Michaela Gründler: Ich kann mich noch erinnern, dass mich meine Journalismus-Kolleg:innen in der Anfangszeit gefragt haben: „Wann fängst du endlich bei einer gescheiten Zeitung an?“ Straßenzeitungen haben damit zu kämpfen, dass Menschen, die sie nicht kennen, Vorurteile haben. Sie glauben, dass da sicher das ganze Leid der Welt versammelt ist, die Zeitung einen runterzieht und nicht gut zu lesen ist. Als ich die Leitung übernommen habe, war mein Qualitätsanspruch, dass die Leute Apropos nicht nur kaufen, weil sie was Gutes tun wollen, sondern weil sie es auch gerne lesen. Jahre später habe ich es extrem befriedigend gefunden, als zwei Journalisten-Kollegen zu mir gesagt haben: „Du, falls du jemals aufhörst, gib mir bitte Bescheid. Ich hätte gerne deinen Job.“
Und außerhalb der Journalismusbranche?
Michaela Gründler: Unlängst habe ich mich sehr gefreut, weil ich im Kaffeehaus war und das aktuelle Apropos im Zeitungsständer bei allen anderen Zeitungen gehängt ist. Früher habe ich immer heimlich das Apropos zu den Zeitungen dazugeschummelt und bei meinem nächsten Besuch war es wieder weg. Und jetzt sind wir quasi ganz offiziell in diesem Zeitungsständer vertreten. Ich merke es auch, wenn ich für Projekte Sponsor:innen oder Inserent:innen suche. Da ist ein großes Wohlwollen da. Namhafte Betriebe und Institutionen kommen mit Projektideen auf uns zu. Es ist einfach eine große Bereitschaft da, zu unterstützen und zu helfen, auch von privater Seite, wenn zu Weihnachten großzügige Spenden für die Verkäufer:innen kommen. Das macht mich sehr stolz.
Was ist Ihre Vision für die kommenden Jahre?
Michaela Gründler: Die Zeitung ist erwachsen geworden und jetzt geht es darum, auf eine andere Ebene zu kommen.

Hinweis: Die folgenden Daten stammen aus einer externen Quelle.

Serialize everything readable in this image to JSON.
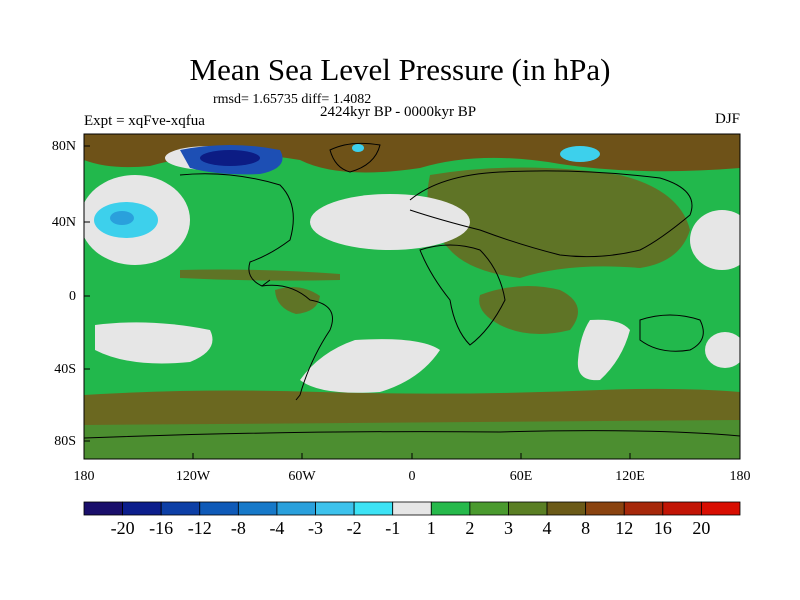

Ich glaube, es braucht noch mehr Bewusstseinsarbeit. Ich möchte noch mehr Menschen die Themen Armut, Ausgrenzung und fehlende Teilhabe erfahren lassen – auf eine Art und Weise, in der sie sich gern damit auseinandersetzen. Insofern sind wir immer offen für Projektideen und Kooperationen. Ich wünsche mir, dass wir im Bildungsbereich noch stärker verankert werden, sei es in Form von Stadtspaziergängen oder dass Verkäufer:innen in Schulklassen gehen oder dass wir Unterrichtsmaterial zum Thema Armut gestalten. Diese Weiterentwicklung ist mir wichtig.
Haben Sie auch einen ganz konkreten Wunsch?
Michaela Gründler: Seit heuer verfolgt mich immer wieder der Gedanke: Es wäre toll, wenn die Straßenzeitung einmal die Eröffnungsrede bei den Salzburger Festspielen halten würde. Das wäre tatsächlich Bewusstseinsarbeit über die Grenzen hinaus!